Mise au point du syndicat des cols bleus de Montréal
9 décembre 2004
Montréal, le jeudi 9 décembre 2004 –
L’état des trottoirs a causé tout un émoi et provoqué une longue
série de commentaires suite à la pluie verglaçante des derniers
jours. La Ville de Montréal a tôt fait de pointer les employés
municipaux du doigt en insistant sur le fait que quelques-uns
d’entre eux, dans un nombre limité d’arrondissements, aient refusé
des assignations invraisemblables, voire même dangereuses.

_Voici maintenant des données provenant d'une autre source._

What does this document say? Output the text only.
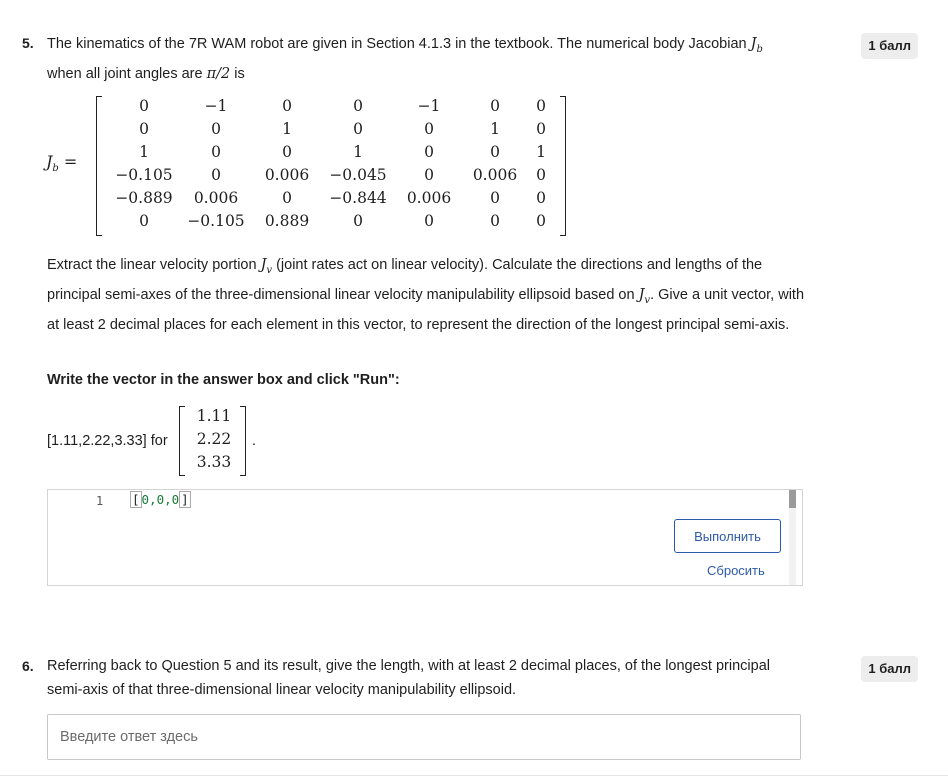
5.	1 балл
The kinematics of the 7R WAM robot are given in Section 4.1.3 in the textbook. The numerical body Jacobian $J_b$
when all joint angles are π/2 is
$J_b$ =
0	−1	0	0	−1	0	0
0	0	1	0	0	1	0
1	0	0	1	0	0	1
−0.105	0	0.006	−0.045	0	0.006	0
−0.889	0.006	0	−0.844	0.006	0	0
0	−0.105	0.889	0	0	0	0
Extract the linear velocity portion $J_v$ (joint rates act on linear velocity). Calculate the directions and lengths of the principal semi-axes of the three-dimensional linear velocity manipulability ellipsoid based on $J_v$. Give a unit vector, with at least 2 decimal places for each element in this vector, to represent the direction of the longest principal semi-axis.
Write the vector in the answer box and click "Run":
[1.11,2.22,3.33] for
1.11
2.22
3.33
.
1 [ 0,0,0 ]
Выполнить
Сбросить
6.	1 балл
Referring back to Question 5 and its result, give the length, with at least 2 decimal places, of the longest principal semi-axis of that three-dimensional linear velocity manipulability ellipsoid.
Введите ответ здесь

En effet, la sentence arbitrale rendue par Gilles Lavoie a annulé
les centaines de lettres d’entente existantes, dont celles
concernant les travaux publics, ce qui complique plusieurs
activités. De plus, suite à cette sentence, l’assignation des
chauffeurs aux différents véhicules n’est plus assurée par des
répartiteurs cols bleus dans certains arrondissements, comme
c’était le cas depuis plus de 20 ans, mais par des cadres qui n’ont
pas l’expérience requise. La Ville s’était rapidement réjouie de
cette prétendue récupération d’un « droit de gérance ». Pour le
syndicat, on voit aujourd’hui les effets concrets de cette
décision. Peu au fait des pratiques habituelles, les cadres
assignent les employés sur des véhicules requérant des classes de
conduite ou des qualifications que ceux-ci n’ont pas. Ces mauvaises
assignations créent des malentendus, engendrent des conflits et
retardent inutilement le travail. Pour contourner ces écueils,
plusieurs arrondissements ont décidé de garder les répartiteurs
cols bleus en poste, et le travail s’effectue normalement.
Cependant, pour le syndicat, le problème de
l’entretien des trottoirs a des causes plus profondes. Les
syndiqués ont remarqué une nette détérioration depuis que les
travaux publics ne dépendent plus d’une autorité centrale, et la
qualité du service varie selon les arrondissements qui en ont
désormais la responsabilité. « Dès le départ, les
arrondissements ont vu leurs budgets réduits. Même en temps normal,
on manque d’effectifs sur le terrain. Les arrondissements tentent
de faire des économies de bout de chandelle et n’investissent pas
suffisamment pour que le travail soit bien fait. Il serait
intéressant de voir quels montants sont prévus, dans chaque
arrondissement, pour le déneigement et l’épandage d’abrasifs, et
combien d’employés sont en poste en temps normal et en cas
d’urgence? Voilà des questions essentielles qui s’adressent
directement aux élus », lance Michel Fontaine, conseiller
syndical au SCFP.
Le SCFP représente environ 70 % de l’ensemble des employés
municipaux au Québec. En plus du secteur municipal, le SCFP est
présent dans 10 autres secteurs d’activités au Québec, entre
autres, la santé et les services sociaux, l’éducation, les
transports urbain et aérien, l’hydroélectricité, les sociétés
d’État et organismes publics québécois et les communications.
Comptant au total près de 100 000 membres au Québec, il est le plus
important syndicat affilié à la FTQ.